La misión de los padres jesuitas de Moxos, al igual que la de Chiquitos, en Bolivia, estaba formada por más de treinta etnias diferentes establecidas en quince pueblos. Estos territorios fueron administrados exclusivamente por los jesuitas para la educación y formación cristiana de los indios desde el año 1664 hasta el 1776, año de su expulsión. La metodología jesuítica se destacaba por su formación artística, especialmente la musical, pues los nativos de aquellas tierras tenían este sentido muy desarrollado.
En 2006 fueron hallados entre Moxos y Chiquitos más de diez mil páginas musicales y cien cancioneros, que se han ampliado en la actualidad a más de doscientos, desparramados por la selva, en perfecto estado. En su mayoría es música barroca, música para las festividades del año litúrgico, misas completas polifónicas, antífonas, letanías, himnarios, piezas instrumentales, libros de oración, obras profanas e incluso óperas en varias lenguas. Estas partituras se encontraban en las iglesias, pero sobre todo en los hogares de los habitantes, que eran recelosos a su entrega hasta que comprobaron que esta música de sus antepasados se volvía a tocar.
Piotr Nawrot, musicólogo polaco y estudioso de dicha música dice en una entrevista: «Quiero decir que si todos los días cantaban y tocaban en misa, si uno iba todos los días a misa, en tres meses no se repetía el mismo repertorio.
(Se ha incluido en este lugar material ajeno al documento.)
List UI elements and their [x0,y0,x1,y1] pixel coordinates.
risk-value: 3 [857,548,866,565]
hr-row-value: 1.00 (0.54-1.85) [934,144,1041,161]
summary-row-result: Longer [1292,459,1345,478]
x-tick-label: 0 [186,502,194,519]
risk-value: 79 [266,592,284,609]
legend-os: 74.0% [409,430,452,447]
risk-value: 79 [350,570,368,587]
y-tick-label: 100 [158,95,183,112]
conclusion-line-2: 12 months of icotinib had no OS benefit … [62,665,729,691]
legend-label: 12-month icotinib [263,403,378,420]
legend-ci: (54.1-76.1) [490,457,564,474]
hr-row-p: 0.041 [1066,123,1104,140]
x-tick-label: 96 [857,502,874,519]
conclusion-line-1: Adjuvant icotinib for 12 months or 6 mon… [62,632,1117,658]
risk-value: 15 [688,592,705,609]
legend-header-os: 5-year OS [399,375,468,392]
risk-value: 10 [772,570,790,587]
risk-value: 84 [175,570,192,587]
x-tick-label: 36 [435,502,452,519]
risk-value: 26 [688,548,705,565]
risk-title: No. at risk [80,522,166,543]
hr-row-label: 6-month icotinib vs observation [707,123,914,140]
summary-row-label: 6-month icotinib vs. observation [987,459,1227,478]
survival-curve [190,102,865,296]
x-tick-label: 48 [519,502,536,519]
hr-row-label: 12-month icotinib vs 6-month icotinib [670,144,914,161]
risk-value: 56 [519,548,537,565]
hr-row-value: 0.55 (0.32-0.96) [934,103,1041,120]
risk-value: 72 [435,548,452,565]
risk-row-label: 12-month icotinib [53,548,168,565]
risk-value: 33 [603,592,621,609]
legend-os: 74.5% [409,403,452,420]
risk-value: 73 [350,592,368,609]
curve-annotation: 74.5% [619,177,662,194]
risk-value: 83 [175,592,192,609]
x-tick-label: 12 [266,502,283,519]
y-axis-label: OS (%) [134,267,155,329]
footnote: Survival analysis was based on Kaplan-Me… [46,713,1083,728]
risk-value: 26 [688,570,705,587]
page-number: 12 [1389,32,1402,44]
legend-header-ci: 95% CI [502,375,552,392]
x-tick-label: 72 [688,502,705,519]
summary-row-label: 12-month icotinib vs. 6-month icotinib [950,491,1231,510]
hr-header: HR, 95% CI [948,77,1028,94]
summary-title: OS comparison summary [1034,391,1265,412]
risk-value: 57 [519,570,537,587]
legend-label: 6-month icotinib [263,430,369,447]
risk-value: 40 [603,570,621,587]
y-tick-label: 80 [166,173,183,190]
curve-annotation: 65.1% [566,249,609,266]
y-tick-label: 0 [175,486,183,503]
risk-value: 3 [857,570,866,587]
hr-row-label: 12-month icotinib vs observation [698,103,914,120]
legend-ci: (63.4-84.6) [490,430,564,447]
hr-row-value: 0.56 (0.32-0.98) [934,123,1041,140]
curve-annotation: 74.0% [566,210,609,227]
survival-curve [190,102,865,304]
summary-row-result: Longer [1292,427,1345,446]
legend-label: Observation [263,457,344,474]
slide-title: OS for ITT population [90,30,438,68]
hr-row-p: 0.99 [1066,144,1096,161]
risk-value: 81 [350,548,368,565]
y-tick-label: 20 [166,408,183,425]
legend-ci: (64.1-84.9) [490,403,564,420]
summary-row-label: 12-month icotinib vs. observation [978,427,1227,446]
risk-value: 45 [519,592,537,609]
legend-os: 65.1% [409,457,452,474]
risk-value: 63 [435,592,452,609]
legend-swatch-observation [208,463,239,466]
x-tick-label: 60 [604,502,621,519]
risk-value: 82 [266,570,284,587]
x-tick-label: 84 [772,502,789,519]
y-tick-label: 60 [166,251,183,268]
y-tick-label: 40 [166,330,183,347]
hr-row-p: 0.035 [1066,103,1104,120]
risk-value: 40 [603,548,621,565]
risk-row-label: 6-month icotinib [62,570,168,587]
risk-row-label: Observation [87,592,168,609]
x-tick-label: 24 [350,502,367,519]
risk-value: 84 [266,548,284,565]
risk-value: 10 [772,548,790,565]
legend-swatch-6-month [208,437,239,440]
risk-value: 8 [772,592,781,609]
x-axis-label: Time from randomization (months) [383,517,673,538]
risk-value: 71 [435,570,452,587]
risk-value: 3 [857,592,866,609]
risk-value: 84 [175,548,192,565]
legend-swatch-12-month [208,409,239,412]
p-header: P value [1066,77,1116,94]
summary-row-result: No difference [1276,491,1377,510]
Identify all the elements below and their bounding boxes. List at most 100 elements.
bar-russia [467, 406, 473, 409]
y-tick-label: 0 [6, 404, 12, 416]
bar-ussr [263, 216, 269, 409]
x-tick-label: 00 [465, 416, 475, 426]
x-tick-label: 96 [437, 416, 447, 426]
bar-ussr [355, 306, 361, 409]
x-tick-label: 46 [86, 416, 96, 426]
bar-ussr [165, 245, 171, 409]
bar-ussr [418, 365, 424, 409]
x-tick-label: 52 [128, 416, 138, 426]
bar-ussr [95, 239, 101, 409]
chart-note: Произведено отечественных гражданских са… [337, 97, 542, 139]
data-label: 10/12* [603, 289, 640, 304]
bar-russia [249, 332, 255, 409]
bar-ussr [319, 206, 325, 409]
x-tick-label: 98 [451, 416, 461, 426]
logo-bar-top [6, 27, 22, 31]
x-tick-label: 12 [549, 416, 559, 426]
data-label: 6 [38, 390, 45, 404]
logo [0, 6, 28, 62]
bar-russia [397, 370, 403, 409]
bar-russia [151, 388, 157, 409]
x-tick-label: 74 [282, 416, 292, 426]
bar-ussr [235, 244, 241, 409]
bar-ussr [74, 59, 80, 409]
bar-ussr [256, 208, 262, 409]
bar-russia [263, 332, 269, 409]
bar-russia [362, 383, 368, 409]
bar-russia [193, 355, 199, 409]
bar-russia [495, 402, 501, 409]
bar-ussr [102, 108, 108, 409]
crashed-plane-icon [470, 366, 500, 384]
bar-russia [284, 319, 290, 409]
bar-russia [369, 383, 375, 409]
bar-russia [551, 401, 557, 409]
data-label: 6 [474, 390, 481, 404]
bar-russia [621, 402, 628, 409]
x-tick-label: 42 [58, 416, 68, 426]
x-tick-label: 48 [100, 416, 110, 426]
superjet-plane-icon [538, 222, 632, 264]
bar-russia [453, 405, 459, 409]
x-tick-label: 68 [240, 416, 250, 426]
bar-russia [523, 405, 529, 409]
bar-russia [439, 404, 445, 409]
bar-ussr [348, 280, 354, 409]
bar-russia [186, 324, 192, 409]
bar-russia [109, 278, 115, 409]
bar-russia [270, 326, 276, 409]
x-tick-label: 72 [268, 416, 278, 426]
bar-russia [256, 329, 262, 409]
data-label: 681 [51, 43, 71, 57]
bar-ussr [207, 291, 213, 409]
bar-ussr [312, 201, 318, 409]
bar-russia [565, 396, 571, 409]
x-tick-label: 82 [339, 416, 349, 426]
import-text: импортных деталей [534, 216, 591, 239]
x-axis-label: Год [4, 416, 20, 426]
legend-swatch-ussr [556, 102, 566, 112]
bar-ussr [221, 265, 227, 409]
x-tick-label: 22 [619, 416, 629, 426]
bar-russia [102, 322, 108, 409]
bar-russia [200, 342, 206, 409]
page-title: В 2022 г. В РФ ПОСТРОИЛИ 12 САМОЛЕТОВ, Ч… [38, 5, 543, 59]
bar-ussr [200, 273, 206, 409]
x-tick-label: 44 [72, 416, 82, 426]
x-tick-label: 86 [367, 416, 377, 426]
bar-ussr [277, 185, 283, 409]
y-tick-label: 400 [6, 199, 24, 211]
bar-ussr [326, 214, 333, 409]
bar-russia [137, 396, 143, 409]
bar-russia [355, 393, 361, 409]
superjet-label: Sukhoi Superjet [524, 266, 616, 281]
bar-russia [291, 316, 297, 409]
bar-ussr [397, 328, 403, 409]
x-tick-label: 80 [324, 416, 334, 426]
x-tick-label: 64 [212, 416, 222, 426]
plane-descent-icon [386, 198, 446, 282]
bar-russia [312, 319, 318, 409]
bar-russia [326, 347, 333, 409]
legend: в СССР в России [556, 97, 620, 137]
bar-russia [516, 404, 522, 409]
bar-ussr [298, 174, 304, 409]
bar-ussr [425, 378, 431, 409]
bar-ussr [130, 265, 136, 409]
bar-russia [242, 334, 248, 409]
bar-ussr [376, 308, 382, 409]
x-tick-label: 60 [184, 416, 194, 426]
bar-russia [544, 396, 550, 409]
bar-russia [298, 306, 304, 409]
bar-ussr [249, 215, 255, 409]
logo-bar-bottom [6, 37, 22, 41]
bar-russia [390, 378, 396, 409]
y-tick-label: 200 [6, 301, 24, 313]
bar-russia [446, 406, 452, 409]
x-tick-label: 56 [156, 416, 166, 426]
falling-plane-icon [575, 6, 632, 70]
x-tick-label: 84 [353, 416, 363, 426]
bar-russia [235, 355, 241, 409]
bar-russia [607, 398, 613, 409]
Ha sido el centro de las producciones musicales de todo el mundo. Lo que hoy día es Viena, París o Berlín, antes era Chiquitos, Moxos y Guaranies.» «La música acompañaba cada momento del día. Si salían a la chacra a trabajar, iban tocando flautas y tamborines. En cada pueblo misional había al menos treinta músicos profesionales, que empezaban a formarse a los seis años. En América, la música fue más elaborada y más intensa que en Europa.»
En 1767, la expulsión y disolución de la Compañía de Jesús provocó un estado de abandono instantáneo de los pueblos misionados. Pueblos agrícolas y con gran producción de trabajos manuales como retortas, instrumentos, productores de algodón, curtidos, fundiciones, producción de caucho, cultivo de la quinina, es decir, pueblos organizados, educados y evangelizados cristianamente, desaparecieron en menos de seis meses. La miseria fue consentida por los nuevos administradores, que anularon la política comunitaria de producción. La mayoría de sus habitantes, especialmente los jóvenes, quisieron defenderse y alzarse indignados contra aquella invasión con sus instrumentos de defensa, machetes y flechas, pero los jesuitas evitaron el derramamiento de sangre. Muchos indios decidieron huir ante el peligro de muerte, quedando muy reducida la población restante. Dichos pueblos eran los más ricos y opulentos de la provincia y parecía que la fortuna se hubiese fijado para siempre, pero el furor y los delitos, favorecidos por la impunidad, trajeron la ruina y la destrucción. El gobernador Lázaro de Ribera, años más tarde, logró que se aprobara un plan de recuperación del territorio inspirado en las normas y leyes de los jesuitas, pero ello no sirvió para nada porque faltó la protección a la propiedad de la tierra, tema principal para entender todo esto. La propiedad comunal protegida por el Derecho de Indias, es decir, las «repúblicas de Indios», debía acabarse, pues para ello fueron expulsados los jesuitas.
Cuando los jesuitas fueron expulsados (1767), la gente ya no tenía liturgias, pero seguía reuniéndose y tocando esta música, porque era su historia y su fe. Además, hacían sus propias copias, práctica que sigue vigente en el siglo xxi en Moxos y Chiquitos.
Después todo esto se hizo con la mano de obra indígena, pero que había perdido el control de todo ello, pues lo llevaban los nuevos propietarios, en nombre del «progreso» que era la Ilustración. «Se fomentaba claramente el control, sometimiento o exterminio de los autóctonos calificados de bárbaros habitantes.(…), los nuevos flamantes ciudadanos libres fueron enviados por centenares a las siringas, contratados en el célebre sistema de enganche, hasta finales del siglo xix», dice Liz Antezana. Sin duda esta educación y formación de «progreso», dada por la Ilustración, no tiene comparación con la obra realizada en las misiones y reducciones que la Compañía de Jesús desarrolló en aquellos países.
Nawrot recuerda: «El propio papa Benedicto XIV pone a las reducciones como modelo para las iglesias europeas, ya que los misioneros utilizan la música como instrumento de evangelización. Yo, que soy cura, creo que el Rosario, que repite cincuenta veces el avemaría, es una muy linda oración. Pero si entro en una iglesia y alguien canta un avemaría acompañado de instrumentos, la influencia estética y espiritual que tiene sobre mí es mayor».